13 grudnia 1981 roku Michnik został internowany. Więziono go w Białołęce i Mokotowie.
Gdy rozpoczęły się obrady Okrągłego Stołu, Michnik oświadczył pryncypialnie: - Zgoda na prezydenta w osobie generała Jaruzelskiego oznaczałaby uznanie, że 13 grudnia był potrzebny. Dla Solidarności jest to nie do przyjęcia.
W kilkanaście dni później miał już inne zdanie o Jaruzelskim, uważał, że tylko on ze swoim autorytetem mógł być rozjemcą. Po obradach Michnik otrzymał od Wałęsy stanowisko redaktora naczelnego Gazety Wyborczej. Opublikował artykuł "Wasz prezydent, nasz premier". Jaruzelski został prezydentem.
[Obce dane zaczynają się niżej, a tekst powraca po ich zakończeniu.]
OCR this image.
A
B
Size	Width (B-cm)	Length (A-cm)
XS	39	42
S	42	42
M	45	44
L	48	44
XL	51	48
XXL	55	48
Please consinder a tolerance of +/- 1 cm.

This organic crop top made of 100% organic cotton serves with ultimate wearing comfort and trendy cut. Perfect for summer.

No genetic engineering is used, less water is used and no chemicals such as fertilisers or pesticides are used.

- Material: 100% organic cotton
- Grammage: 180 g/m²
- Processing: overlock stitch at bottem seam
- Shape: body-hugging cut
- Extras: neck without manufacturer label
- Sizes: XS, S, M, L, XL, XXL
W 2001 roku GW opublikowała na 16 stronach rozmowę z generałem Kiszczakiem. - Generałowie odkupili swe grzechy? - padło pytanie. - Sto tysięcy razy - odpowiedział Michnik.
- Żadnych rozliczeń nie powinno być? Żadnych sądów? - Z nimi nie. Z nimi zamykamy rachunek, wojna skończona.
Kiszczak stwierdził, że układ zawarty przy Okrągłym Stole został przez "stronę rządową" dotrzymany.
- To dlatego ja pana, generale, bronię jak niepodległości. Bo pan był uczciwy - podsumował Michnik.
Adam Michnik używa prasy jako narzędzia wpływu na świadomość publiczną a kontakty z ludźmi kolekcjonuje jako narzędzia wpływu. Antylustracyjny fanatyzm Michnika był dla dawnych esbeków i aparatczyków polisą na zachowanie przez nich władzy i własności. Dawał im gwarancję, że pozostaną elitą III RP.
Morderczą ocenę Adama Michnika dał, słynący pod koniec życia z jednoznacznych wypowiedzi, Zbigniew Herbert w filmie "Obywatel poeta" (obaj kiedyś się wzajemnie cenili):
- Michnik jest manipulatorem. To człowiek złej woli, kłamca, oszust intelektualny.
Andrzej Drzycimski, były rzecznik Lecha Wałęsy, dziennikarz, specjalista PR, jest zszokowany metodami dziennikarskimi Michnika.
- Tej klasy dziennikarz nie powinien używać metod służb specjalnych - uważa Drzycimski. - W tej sprawie nie mamy do czynienia z dziennikarstwem, ale z czymś innym, być może próbą odwrócenia uwagi.
Był posłem na Sejm X kadencji. Jest laureatem licznych wyróżnień, kawalerem Orderu Orła Białego, przyznanym przez Prezydenta Bronisława Komorowskiego.
Jesienią 2004 z powodów zdrowotnych zrezygnował z czynnego udziału w redagowaniu "Gazety Wyborczej", przekazując swój głos w kolegium redakcyjnym Helenie Łuczywo.
Od śmierci rodziców mieszka samotnie w 100-metrowym mieszkaniu po nich, w Alei Przyjaciół.
Michnik nigdy nie założył rodziny. Nawet z matką swojego dziecka nie związał się formalnym małżeństwem. Syna urodziła mu Barbara Szwedowska z Sopotu, prawniczka, nazywana kiedyś "prokuratorem Solidarności".